Разнообразной становится и мотивировка состояний. Традиционная элегия вообще избегала мотивировать ситуацию: она задавалась изначала, и предыстория ее, как правило, была для поэта несущественна. У Баратынского художественный акцент ложится на психологическую мотивировку, которая иной раз изменяет не только традиционно сложившуюся ситуацию, но и самый жанровый канон. Состояние героя рассматривается в некоей временной перспективе; оно есть следствие закономерной духовной эволюции. Элегия перестает быть статичной; она превращается в своего рода биографию героя в миниатюре. Одним из наиболее совершенных образцов такой биографии является «Признание» (1823), о котором Пушкин писал: «„Признание“ – совершенство. После него никогда не стану печатать своих элегий…» (13, 84). В этой элегии Баратынский обращается к традиционной теме любовного охлаждения, – но в отличие от «унылых элегиков» не столько описывает, сколько объясняет его. Угасание любовного чувства не есть следствие «вины», «измены» или даже «утраты молодости»; оно происходит само собой, силой времени и расстояния, потому что самая духовная жизнь подчиняется действию фатального и всеобщего жизненного закона. Это ощущение надындивидуального и непреодолимого начала – «судьбы», властвующей над личностью, придает элегиям Баратынского особую окраску философской медитации. В самом же тексте элегий эта идея сказывается в почти парадоксальном перемещении традиционной шкалы ценностей духовного мира. Своеобразное «рассудочное оправдание» получают не только охлаждение героя, но и «моральные преступления»: нарушение любовных клятв, измена первой любви, брак по расчету, – наконец, полное забвение. Все это – «победа судьбины» над героем и его мучительное эмоциональное умирание. Лирическая тема болезненно сопротивляющейся, но уступающей и угасающей эмоции сопутствует «голосу рассудка», элегия становится внутренне драматичной; резиньяция окрашивается в тона скорбного сожаления. В поздний период Баратынский вернется к осмыслению этой ситуации – уже на уровне философского рассуждения – в превосходном стихотворении «К чему невольнику мечтания свободы» (1835), где идея надличной закономерности будет осмыслена не только как закономерность покорности, но и как закономерность эмоционального бунта:

…Не вышняя ли воля
Дарует страсти нам? и не ее ли глас
В их гласе слышим мы? О, тягостна для нас
Жизнь, в сердце бьющая могучею волною
И в грани узкие втесненная судьбою.
(с. 161–162)

Все это было литературным открытием. Внутренний мир элегического героя Баратынского решительно не соответствовал традиционным образцам; «классическая» основа деформировалась, на ней вырастал романтический психологизм. В этом была особенность эстетической эволюции Баратынского, которая далеко не сразу и не полностью была понята русскими романтиками разных поколений; и Бестужев, и позднее любомудры прочно связывали раннего Баратынского с наследием XVIII в.: диалектический анализ чувства представлялся им не новаторством, а скорее традиционализмом.

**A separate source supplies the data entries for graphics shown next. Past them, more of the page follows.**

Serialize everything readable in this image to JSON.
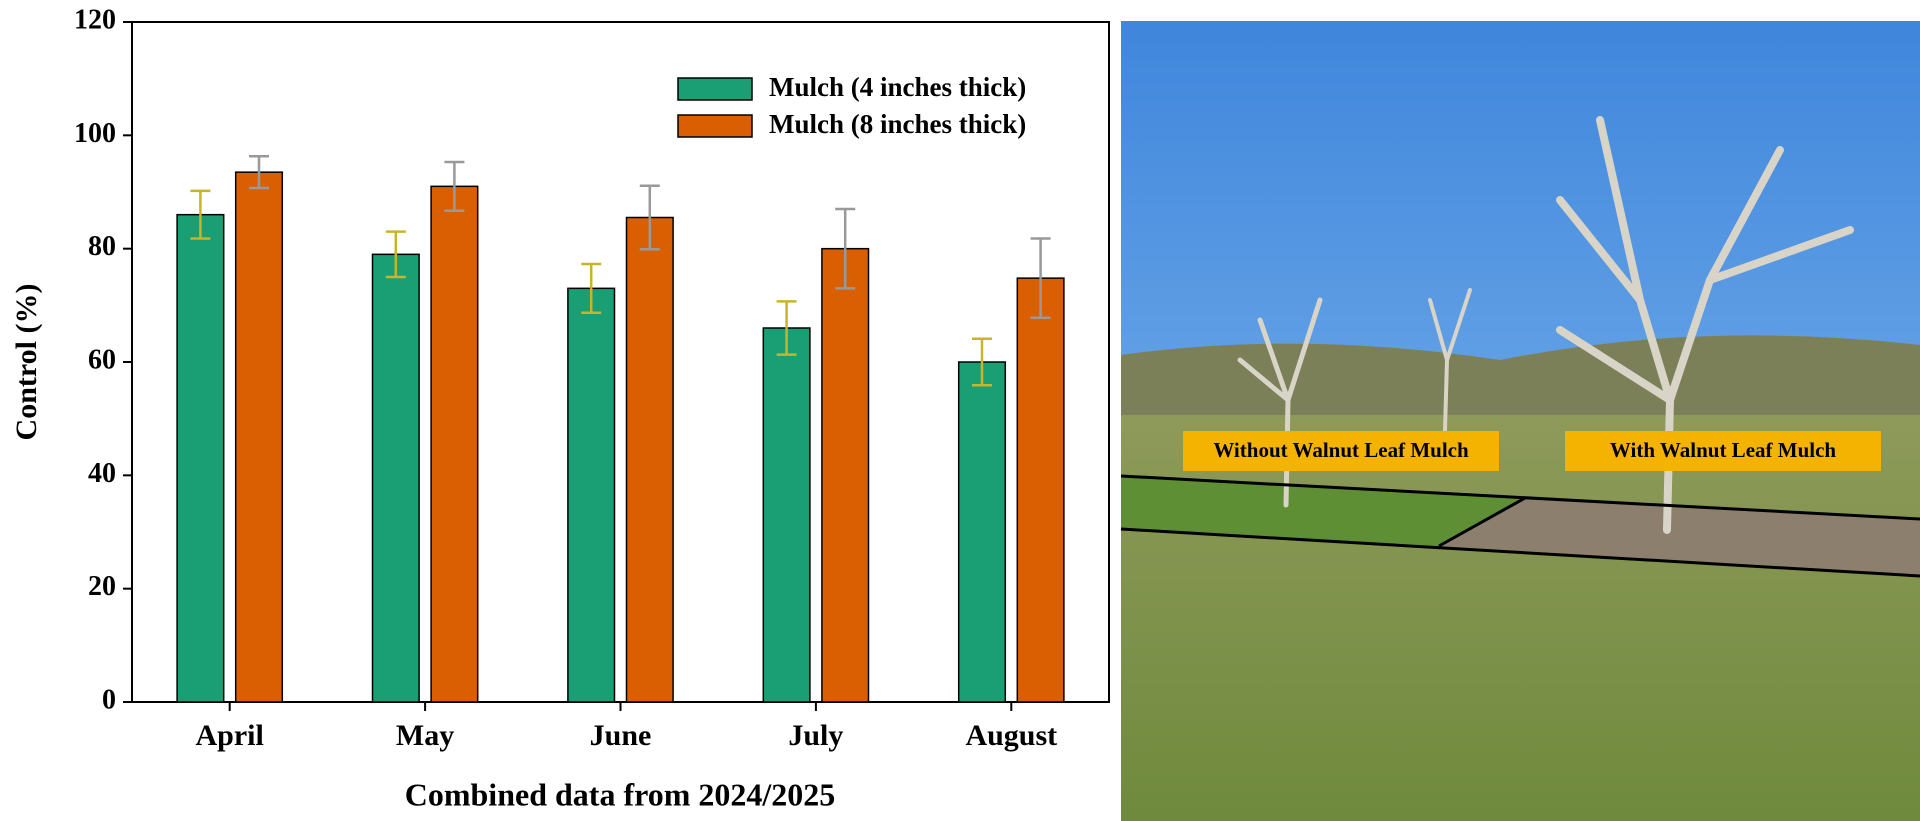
{
  "chart_data": {
    "type": "bar",
    "y_label": "Control (%)",
    "x_label": "Combined data from 2024/2025",
    "categories": [
      "April",
      "May",
      "June",
      "July",
      "August"
    ],
    "series": [
      {
        "name": "Mulch (4 inches thick)",
        "color": "#1a9e74",
        "error_color": "#c8b42a",
        "values": [
          86,
          79,
          73,
          66,
          60
        ],
        "errors": [
          4.2,
          4,
          4.3,
          4.7,
          4.1
        ]
      },
      {
        "name": "Mulch (8 inches thick)",
        "color": "#d95f02",
        "error_color": "#999999",
        "values": [
          93.5,
          91,
          85.5,
          80,
          74.8
        ],
        "errors": [
          2.8,
          4.3,
          5.6,
          7,
          7
        ]
      }
    ],
    "ylim": [
      0,
      120
    ],
    "yticks": [
      0,
      20,
      40,
      60,
      80,
      100,
      120
    ]
  },
  "photo": {
    "labels": [
      "Without Walnut Leaf Mulch",
      "With Walnut Leaf Mulch"
    ]
  }
}
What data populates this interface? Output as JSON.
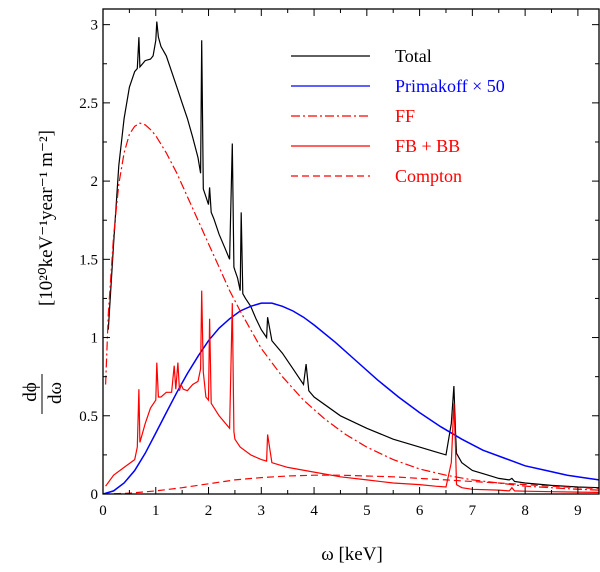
{
  "chart_data": {
    "type": "line",
    "xlabel": "ω [keV]",
    "ylabel_fraction_num": "dϕ",
    "ylabel_fraction_den": "dω",
    "ylabel_units": "[10²⁰keV⁻¹year⁻¹ m⁻²]",
    "xlim": [
      0,
      9.4
    ],
    "ylim": [
      0,
      3.1
    ],
    "xticks": [
      0,
      1,
      2,
      3,
      4,
      5,
      6,
      7,
      8,
      9
    ],
    "yticks": [
      0,
      0.5,
      1,
      1.5,
      2,
      2.5,
      3
    ],
    "ytick_labels": [
      "0",
      "0.5",
      "1",
      "1.5",
      "2",
      "2.5",
      "3"
    ],
    "legend_position": "top-right",
    "series": [
      {
        "name": "Total",
        "color": "#000000",
        "style": "solid",
        "x": [
          0.1,
          0.2,
          0.3,
          0.4,
          0.5,
          0.6,
          0.65,
          0.68,
          0.7,
          0.75,
          0.8,
          0.9,
          0.95,
          1.0,
          1.02,
          1.05,
          1.1,
          1.2,
          1.3,
          1.4,
          1.5,
          1.6,
          1.7,
          1.8,
          1.85,
          1.87,
          1.9,
          1.95,
          2.0,
          2.02,
          2.05,
          2.1,
          2.2,
          2.3,
          2.4,
          2.45,
          2.48,
          2.5,
          2.55,
          2.6,
          2.62,
          2.65,
          2.7,
          2.8,
          2.9,
          3.0,
          3.1,
          3.12,
          3.2,
          3.4,
          3.6,
          3.8,
          3.85,
          3.9,
          4.0,
          4.5,
          5.0,
          5.5,
          6.0,
          6.3,
          6.5,
          6.6,
          6.65,
          6.68,
          6.7,
          6.8,
          7.0,
          7.3,
          7.5,
          7.7,
          7.75,
          7.8,
          8.0,
          8.5,
          9.0,
          9.4
        ],
        "y": [
          1.05,
          1.6,
          2.1,
          2.4,
          2.6,
          2.7,
          2.72,
          2.92,
          2.73,
          2.75,
          2.77,
          2.78,
          2.8,
          2.9,
          3.02,
          2.92,
          2.86,
          2.8,
          2.7,
          2.6,
          2.5,
          2.4,
          2.28,
          2.15,
          2.05,
          2.9,
          1.95,
          1.9,
          1.85,
          1.96,
          1.8,
          1.76,
          1.66,
          1.58,
          1.5,
          2.24,
          1.45,
          1.43,
          1.38,
          1.3,
          1.8,
          1.28,
          1.25,
          1.2,
          1.12,
          1.05,
          1.0,
          1.13,
          0.98,
          0.9,
          0.8,
          0.7,
          0.83,
          0.66,
          0.62,
          0.5,
          0.42,
          0.35,
          0.3,
          0.27,
          0.25,
          0.45,
          0.69,
          0.4,
          0.26,
          0.2,
          0.15,
          0.12,
          0.1,
          0.09,
          0.1,
          0.08,
          0.07,
          0.055,
          0.045,
          0.04
        ]
      },
      {
        "name": "Primakoff × 50",
        "color": "#0000ff",
        "style": "solid",
        "x": [
          0,
          0.2,
          0.4,
          0.6,
          0.8,
          1.0,
          1.2,
          1.4,
          1.6,
          1.8,
          2.0,
          2.2,
          2.4,
          2.6,
          2.8,
          3.0,
          3.2,
          3.4,
          3.6,
          3.8,
          4.0,
          4.4,
          4.8,
          5.2,
          5.6,
          6.0,
          6.4,
          6.8,
          7.2,
          7.6,
          8.0,
          8.4,
          8.8,
          9.2,
          9.4
        ],
        "y": [
          0.0,
          0.02,
          0.07,
          0.15,
          0.26,
          0.39,
          0.52,
          0.65,
          0.77,
          0.88,
          0.98,
          1.06,
          1.12,
          1.17,
          1.2,
          1.22,
          1.22,
          1.2,
          1.17,
          1.13,
          1.08,
          0.97,
          0.85,
          0.73,
          0.62,
          0.52,
          0.43,
          0.35,
          0.28,
          0.23,
          0.18,
          0.15,
          0.12,
          0.1,
          0.09
        ]
      },
      {
        "name": "FF",
        "color": "#ff0000",
        "style": "dashdot",
        "x": [
          0.05,
          0.1,
          0.2,
          0.3,
          0.4,
          0.5,
          0.6,
          0.7,
          0.8,
          0.9,
          1.0,
          1.2,
          1.4,
          1.6,
          1.8,
          2.0,
          2.2,
          2.4,
          2.6,
          2.8,
          3.0,
          3.4,
          3.8,
          4.2,
          4.6,
          5.0,
          5.5,
          6.0,
          6.5,
          7.0,
          7.5,
          8.0,
          8.5,
          9.0,
          9.4
        ],
        "y": [
          0.7,
          1.15,
          1.65,
          1.98,
          2.18,
          2.3,
          2.35,
          2.37,
          2.36,
          2.33,
          2.29,
          2.18,
          2.05,
          1.9,
          1.75,
          1.6,
          1.45,
          1.3,
          1.17,
          1.05,
          0.93,
          0.75,
          0.6,
          0.48,
          0.38,
          0.3,
          0.22,
          0.16,
          0.12,
          0.09,
          0.07,
          0.05,
          0.04,
          0.03,
          0.025
        ]
      },
      {
        "name": "FB + BB",
        "color": "#ff0000",
        "style": "solid",
        "x": [
          0.05,
          0.2,
          0.4,
          0.6,
          0.65,
          0.68,
          0.7,
          0.8,
          0.9,
          1.0,
          1.02,
          1.05,
          1.1,
          1.2,
          1.3,
          1.35,
          1.38,
          1.42,
          1.45,
          1.48,
          1.52,
          1.6,
          1.7,
          1.8,
          1.85,
          1.87,
          1.9,
          1.95,
          2.0,
          2.02,
          2.05,
          2.2,
          2.4,
          2.45,
          2.48,
          2.5,
          2.6,
          2.8,
          3.0,
          3.1,
          3.12,
          3.2,
          3.5,
          4.0,
          4.5,
          5.0,
          5.5,
          6.0,
          6.3,
          6.5,
          6.6,
          6.65,
          6.68,
          6.7,
          6.8,
          7.0,
          7.5,
          7.7,
          7.75,
          7.8,
          8.0,
          8.5,
          9.0,
          9.4
        ],
        "y": [
          0.05,
          0.12,
          0.17,
          0.22,
          0.3,
          0.67,
          0.33,
          0.45,
          0.55,
          0.6,
          0.84,
          0.62,
          0.62,
          0.65,
          0.65,
          0.82,
          0.67,
          0.84,
          0.66,
          0.7,
          0.67,
          0.66,
          0.7,
          0.72,
          0.8,
          1.3,
          0.78,
          0.62,
          0.6,
          1.12,
          0.58,
          0.5,
          0.42,
          1.22,
          0.4,
          0.35,
          0.3,
          0.25,
          0.22,
          0.21,
          0.38,
          0.2,
          0.17,
          0.14,
          0.11,
          0.09,
          0.07,
          0.06,
          0.05,
          0.045,
          0.2,
          0.58,
          0.3,
          0.06,
          0.04,
          0.03,
          0.025,
          0.02,
          0.04,
          0.02,
          0.018,
          0.015,
          0.012,
          0.01
        ]
      },
      {
        "name": "Compton",
        "color": "#ff0000",
        "style": "dashed",
        "x": [
          0,
          0.5,
          1.0,
          1.5,
          2.0,
          2.5,
          3.0,
          3.5,
          4.0,
          4.5,
          5.0,
          5.5,
          6.0,
          6.5,
          7.0,
          7.5,
          8.0,
          8.5,
          9.0,
          9.4
        ],
        "y": [
          0.0,
          0.005,
          0.02,
          0.04,
          0.065,
          0.09,
          0.105,
          0.115,
          0.12,
          0.12,
          0.115,
          0.11,
          0.1,
          0.09,
          0.08,
          0.07,
          0.06,
          0.05,
          0.04,
          0.035
        ]
      }
    ]
  }
}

Расцвет элегического творчества Баратынского приходится на начало 1820-х гг. Вынужденное пребывание в Финляндии воспринимается им как изгнанничество, своего рода ссылка, подобная южной ссылке Пушкина; мотивы «унылой» элегии окрашиваются автобиографическими чертами:

И я, певец утех, пою утрату их,
И вкруг меня скалы суровы,
И воды чуждые шумят у ног моих,
И на ногах моих оковы.
(«Послание к б<арону> Дельвигу», 1820; с. 60)

В этих строчках звучат уже и ноты общественной оппозиции. Баратынский отдает дань гражданской поэзии преддекабристского периода. До нас дошли сведения о политических стихах Баратынского начала 1820-х гг.; в большинстве своем они не сохранились, однако уже одна известная нам эпиграмма на Аракчеева «Отчизны враг, слуга царя» (1825) достаточно ясно характеризует его настроения в этот период. 1824 год – время наибольшей близости его к Рылееву и Бестужеву, и это сближение имеет и идейную основу. Однако «гражданским романтиком» Баратынский не стал; его мировоззрению был свойствен общественный скептицизм, который сказался и в его творчестве. На протяжении 1824–1825 гг. наступает взаимное охлаждение между ним и поэтами декабристского крыла Вольного общества. В 1825 г. Бестужев писал Пушкину, что «перестал веровать» в талант Баратынского (13, 150).

Отзыв Бестужева касался «Эды» – «финляндской повести», которую Баратынский пишет на протяжении 1824–1825 гг. и на которую Дельвиг возлагал надежды как на произведение этапное, знаменующее поворот Баратынского к романтической поэзии. Эти ожидания были симптоматичны: после первых пушкинских «южных поэм» именно большая поэтическая форма воспринималась как показатель романтической ориентации автора.

Расчет Дельвига оказался верен, хотя и не до конца. В исследовательской литературе о Баратынском было отмечено очень точно, что поэт избрал для «Эды» не столько «романтический», сколько «сентиментальный» сюжет, несколько напоминающий «Бедную Лизу» Карамзина. Однако самая коллизия – вторжение цивилизованного обольстителя в патриархальный мир естественных чувств и отношений – была живой для русского романтизма; проблема «цивилизованного» и «естественного» мира в усложненном и модифицированном виде сохранялась и в южных поэмах Пушкина. При этом если Пушкин открывал для русской поэзии Кавказ, то Баратынский создавал поэтический образ Финляндии. И «Эда», и «финские» элегии расширяли культурно-географический ареал русской литературы, создавая совершенно специфический «местный колорит»: суровый «гранитный край» с нависающим небосклоном, валунами и водопадами получил литературное гражданство более всего через творчество Баратынского.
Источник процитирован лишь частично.